Samen met een internationaal onderzoeksteam heeft Mathias Müller in detail gereconstrueerd welke klimaatinformatie uit de ondiepe zee tijdens het Devoon nog steeds opgeslagen is in het gesteente in het gebied van Hagen-Hohenlimburg en door welke processen en onder welke omstandigheden het sindsdien is veranderd. De onderzoekers analyseerden talrijke systematisch verzamelde steekproeven van gesteente uit de steengroeve Steltenberg met petrografische en geochemische methoden.

"We waren verbaasd dat de veranderingen in het gesteente ons in staat stelden een groot aantal significante geologische gebeurtenissen te identificeren, zoals de opening van de Noordelijke Atlantische Oceaan in het Jura en het begin van de plooiing en daaropvolgende opheffing van de Alpen honderden kilometers verderop sinds het late Krijt," somt Mathias Müller op. Hij beschouwt radiometrische uranium-lood datering als de sleutel tot de chronologische classificatie van de zogenaamde overprinting gebeurtenissen die zijn opgeslagen in het gesteente. "We waren bijzonder verheugd om tijdens ons onderzoek te ontdekken dat klimaatinformatie uit het Devoon nog steeds te vinden is, zelfs in sterk overbedrukte gesteenten," benadrukt de onderzoeker.

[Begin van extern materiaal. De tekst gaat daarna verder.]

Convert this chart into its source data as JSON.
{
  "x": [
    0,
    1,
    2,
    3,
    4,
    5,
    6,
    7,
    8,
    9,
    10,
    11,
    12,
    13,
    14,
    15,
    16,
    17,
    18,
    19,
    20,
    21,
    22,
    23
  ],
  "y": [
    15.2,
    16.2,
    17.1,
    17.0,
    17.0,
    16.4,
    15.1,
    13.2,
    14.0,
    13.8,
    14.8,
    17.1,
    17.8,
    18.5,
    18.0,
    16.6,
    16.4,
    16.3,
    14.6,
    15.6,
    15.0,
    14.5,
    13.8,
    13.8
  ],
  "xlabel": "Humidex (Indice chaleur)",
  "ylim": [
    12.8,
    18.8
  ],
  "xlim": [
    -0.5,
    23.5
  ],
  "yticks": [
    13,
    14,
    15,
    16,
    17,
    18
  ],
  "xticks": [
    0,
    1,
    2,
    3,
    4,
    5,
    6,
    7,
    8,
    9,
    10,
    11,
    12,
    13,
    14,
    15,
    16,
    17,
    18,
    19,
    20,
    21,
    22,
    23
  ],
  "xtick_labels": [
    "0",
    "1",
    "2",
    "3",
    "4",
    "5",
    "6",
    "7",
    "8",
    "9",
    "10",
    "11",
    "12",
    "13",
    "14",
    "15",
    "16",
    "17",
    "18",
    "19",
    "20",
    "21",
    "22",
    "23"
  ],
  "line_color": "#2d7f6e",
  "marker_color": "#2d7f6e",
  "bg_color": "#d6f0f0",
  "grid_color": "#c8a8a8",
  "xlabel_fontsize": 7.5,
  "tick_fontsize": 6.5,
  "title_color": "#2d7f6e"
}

Mathias Müller analyseert de veranderingen die gesteenten hebben ondergaan gedurende miljoenen jaren. Credit: RUB, Marquard

De resultaten van de studie zijn ook interessant als het gaat om het exploiteren van gesteenten voor diepe geothermische energie, wat een bijdrage zou kunnen leveren aan de energietransitie. Het voorspellen van welke omstandigheden zullen worden aangetroffen in welke gebieden van de ondergrond is tot nu toe een grote uitdaging geweest voor onderzoekers. "Vooral in carbonaatgesteenten kan diagenetische overstepping zowel tot precipitatie als tot oplossingsfenomenen in het gesteente leiden, wat een dramatisch effect kan hebben op de potentiële levensvatbaarheid van geothermische energie," zegt Mathias Müller.

De resultaten van de huidige studie laten voorzichtig optimistische conclusies toe dat sommige van de gekarakteriseerde processen in de diepere ondergrond de bruikbaarheid van geothermische energie kunnen hebben verhoogd. Samen met onderzoekers van het Fraunhofer Onderzoeksinstituut voor Energie-infrastructuur en Geothermische Energie IEG en de Geologische Dienst van Noordrijn-Westfalen, streeft Mathias Müller er momenteel naar om te achterhalen welke implicaties de bevindingen vanaf het aardoppervlak hebben voor de toepasbaarheid van geothermische energie op diepte.